This phase includes visualizations that can be presented to the stakeholders to better understand the data and make informed  decisions as well as adequate maerketing strategies.

In [None]:
#Visualize average ride length by casual member for each day of the week
all_trip_2 %>%  
  group_by(customer_type, day_of_week) %>% 
  summarise(number_of_rides = n()) %>% 
  arrange(customer_type, day_of_week)  %>% 
  ggplot(aes(x = day_of_week, y = number_of_rides, fill = customer_type)) +
  labs(title ="Total trips by customer type Vs. Day of the week") +
  geom_col(width=0.5, position = position_dodge(width=0.5)) +
  scale_y_continuous(labels = function(x) format(x, scientific = FALSE))

In [None]:
#Visualize average ride length by customer types for each day of the week
all_trip_2 %>%
    group_by(customer_type, day_of_week) %>%
    summarise(average_ride_duration = mean(ride_length), .groups = 'drop') %>%
    ggplot(aes(x = day_of_week, y = average_ride_duration, fill = customer_type)) + 
    geom_bar(position = "dodge", stat = "identity")+
    geom_col(width=0.5, position = position_dodge(width=0.5))

In [None]:
#Visualize total trips by customer type for each month of the year
all_trip_2 %>%  
  group_by(customer_type, month) %>% 
  summarise(number_of_rides = n()) %>% 
  arrange(customer_type, month)  %>% 
  ggplot(aes(x = month, y = number_of_rides, fill = customer_type)) +
  labs(title ="Total trips by customer type Vs.
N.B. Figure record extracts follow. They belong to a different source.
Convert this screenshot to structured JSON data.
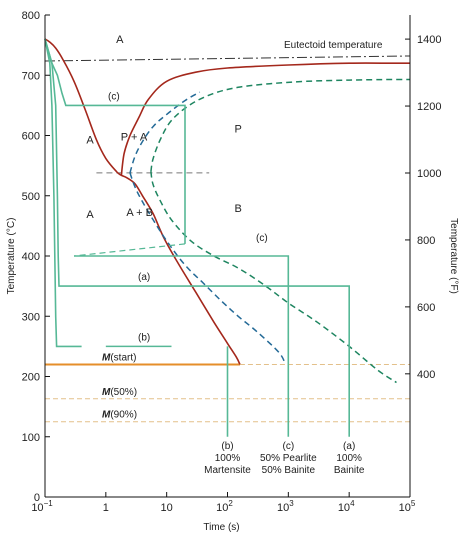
{
  "chart_data": {
    "type": "line",
    "title": "",
    "xlabel": "Time (s)",
    "ylabel": "Temperature (°C)",
    "y2label": "Temperature (°F)",
    "xscale": "log",
    "xlim": [
      0.1,
      100000
    ],
    "ylim": [
      0,
      800
    ],
    "y2lim": [
      32,
      1472
    ],
    "x_ticks": [
      {
        "value": 0.1,
        "base": "10",
        "exp": "−1"
      },
      {
        "value": 1,
        "label": "1"
      },
      {
        "value": 10,
        "label": "10"
      },
      {
        "value": 100,
        "base": "10",
        "exp": "2"
      },
      {
        "value": 1000,
        "base": "10",
        "exp": "3"
      },
      {
        "value": 10000,
        "base": "10",
        "exp": "4"
      },
      {
        "value": 100000,
        "base": "10",
        "exp": "5"
      }
    ],
    "y_ticks": [
      0,
      100,
      200,
      300,
      400,
      500,
      600,
      700,
      800
    ],
    "y2_ticks": [
      400,
      600,
      800,
      1000,
      1200,
      1400
    ],
    "eutectoid": {
      "label": "Eutectoid temperature",
      "temperature": 727
    },
    "martensite_lines": [
      {
        "label_italic": "M",
        "label_rest": "(start)",
        "temperature": 220
      },
      {
        "label_italic": "M",
        "label_rest": "(50%)",
        "temperature": 163
      },
      {
        "label_italic": "M",
        "label_rest": "(90%)",
        "temperature": 125
      }
    ],
    "regions": [
      {
        "label": "A",
        "x": 1.7,
        "y": 760
      },
      {
        "label": "A",
        "x": 0.55,
        "y": 593
      },
      {
        "label": "A",
        "x": 0.55,
        "y": 470
      },
      {
        "label": "P + A",
        "x": 2.9,
        "y": 598
      },
      {
        "label": "P",
        "x": 150,
        "y": 612
      },
      {
        "label": "A + B",
        "x": 3.6,
        "y": 473
      },
      {
        "label": "B",
        "x": 150,
        "y": 480
      }
    ],
    "series": [
      {
        "points": [
          [
            0.1,
            760
          ],
          [
            0.12,
            755
          ],
          [
            0.15,
            745
          ],
          [
            0.2,
            725
          ],
          [
            0.3,
            690
          ],
          [
            0.45,
            645
          ],
          [
            0.7,
            593
          ],
          [
            1.0,
            562
          ],
          [
            1.5,
            540
          ],
          [
            1.8,
            534
          ],
          [
            2.2,
            530
          ],
          [
            3,
            520
          ],
          [
            4,
            500
          ],
          [
            6,
            470
          ],
          [
            9,
            430
          ],
          [
            15,
            390
          ],
          [
            30,
            340
          ],
          [
            60,
            290
          ],
          [
            100,
            255
          ],
          [
            140,
            232
          ],
          [
            160,
            220
          ]
        ]
      },
      {
        "points": [
          [
            1.8,
            534
          ],
          [
            2,
            570
          ],
          [
            2.5,
            600
          ],
          [
            3.5,
            630
          ],
          [
            5,
            660
          ],
          [
            10,
            690
          ],
          [
            30,
            705
          ],
          [
            100,
            712
          ],
          [
            1000,
            717
          ],
          [
            10000,
            720
          ],
          [
            50000,
            720
          ],
          [
            100000,
            720
          ]
        ]
      },
      {
        "points": [
          [
            2.5,
            538
          ],
          [
            3,
            565
          ],
          [
            4,
            590
          ],
          [
            6,
            615
          ],
          [
            10,
            635
          ],
          [
            20,
            658
          ],
          [
            35,
            672
          ]
        ]
      },
      {
        "points": [
          [
            2.5,
            538
          ],
          [
            3,
            515
          ],
          [
            4,
            490
          ],
          [
            6,
            460
          ],
          [
            10,
            425
          ],
          [
            20,
            385
          ],
          [
            40,
            355
          ],
          [
            80,
            325
          ],
          [
            150,
            300
          ],
          [
            300,
            275
          ],
          [
            700,
            240
          ],
          [
            900,
            220
          ]
        ]
      },
      {
        "points": [
          [
            5.5,
            540
          ],
          [
            6,
            562
          ],
          [
            8,
            595
          ],
          [
            12,
            625
          ],
          [
            25,
            652
          ],
          [
            60,
            670
          ],
          [
            150,
            680
          ],
          [
            500,
            686
          ],
          [
            2000,
            690
          ],
          [
            10000,
            692
          ],
          [
            50000,
            693
          ],
          [
            100000,
            693
          ]
        ]
      },
      {
        "points": [
          [
            5.5,
            540
          ],
          [
            6,
            518
          ],
          [
            8,
            490
          ],
          [
            12,
            460
          ],
          [
            25,
            425
          ],
          [
            60,
            400
          ],
          [
            150,
            380
          ],
          [
            400,
            352
          ],
          [
            1000,
            322
          ],
          [
            3000,
            290
          ],
          [
            10000,
            250
          ],
          [
            30000,
            210
          ],
          [
            60000,
            190
          ]
        ]
      }
    ],
    "cooling_paths": [
      {
        "label": "(a)",
        "caption": [
          "(a)",
          "100%",
          "Bainite"
        ],
        "points": [
          [
            0.1,
            760
          ],
          [
            0.13,
            720
          ],
          [
            0.15,
            650
          ],
          [
            0.16,
            500
          ],
          [
            0.165,
            400
          ],
          [
            0.17,
            350
          ],
          [
            10000,
            350
          ],
          [
            10000,
            100
          ]
        ]
      },
      {
        "label": "(b)",
        "caption": [
          "(b)",
          "100%",
          "Martensite"
        ],
        "points": [
          [
            0.1,
            760
          ],
          [
            0.12,
            720
          ],
          [
            0.13,
            650
          ],
          [
            0.14,
            500
          ],
          [
            0.145,
            400
          ],
          [
            0.15,
            300
          ],
          [
            0.155,
            250
          ],
          [
            0.4,
            250
          ]
        ]
      },
      {
        "label": "(c)",
        "caption": [
          "(c)",
          "50% Pearlite",
          "50% Bainite"
        ],
        "points": [
          [
            0.1,
            760
          ],
          [
            0.13,
            720
          ],
          [
            0.16,
            700
          ],
          [
            0.19,
            670
          ],
          [
            0.22,
            650
          ],
          [
            20,
            650
          ],
          [
            20,
            420
          ],
          [
            0.3,
            400
          ],
          [
            1000,
            400
          ],
          [
            1000,
            100
          ]
        ]
      }
    ],
    "grid": false,
    "legend": "none"
  }
}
Month") +
  theme(axis.text.x = element_text(angle = 30)) +
  geom_col(width=0.5, position = position_dodge(width=0.5)) +
  scale_y_continuous(labels = function(x) format(x, scientific = FALSE))

In [None]:
#Visualize casual rider's number of ride for each month 
all_trip_2 %>%
    group_by(month, customer_type) %>%
    summarise(number_of_ride = n(), .groups = 'drop') %>%
    filter(customer_type == 'casual') %>%
    ggplot(aes(x = month, y = number_of_ride, fill = customer_type)) +
    geom_bar(position = 'dodge', stat = 'identity') + 
    theme(axis.text.x = element_text(angle = 45))

In [None]:
#Visualizaton of average trip duration by customer type Vs. month
all_trip_2 %>%  
  group_by(customer_type, month) %>% 
  summarise(average_trip_duration = mean(ride_length)) %>%
  ggplot(aes(x = month, y = average_trip_duration, fill = customer_type)) +
  geom_col(width=0.5, position = position_dodge(width=0.5)) + 
  labs(title ="Average trip duration by customer type Vs. Month") +
  theme(axis.text.x = element_text(angle = 30))

In [None]:
#Visualization of the Hourly trends 
all_trip_2 %>%  
  group_by(customer_type, time) %>% 
  summarise(number_of_trips = n()) %>%
  ggplot(aes(x = time, y = number_of_trips, color = customer_type, group = customer_type)) +
  geom_line() +
  scale_x_datetime(date_breaks = "1 hour", minor_breaks = NULL,
                   date_labels = "%H:%M", expand = c(0,0)) +
  theme(axis.text.x = element_text(angle = 90)) +
  labs(title ="Demand over 24 hours of a day", x = "Time of the day")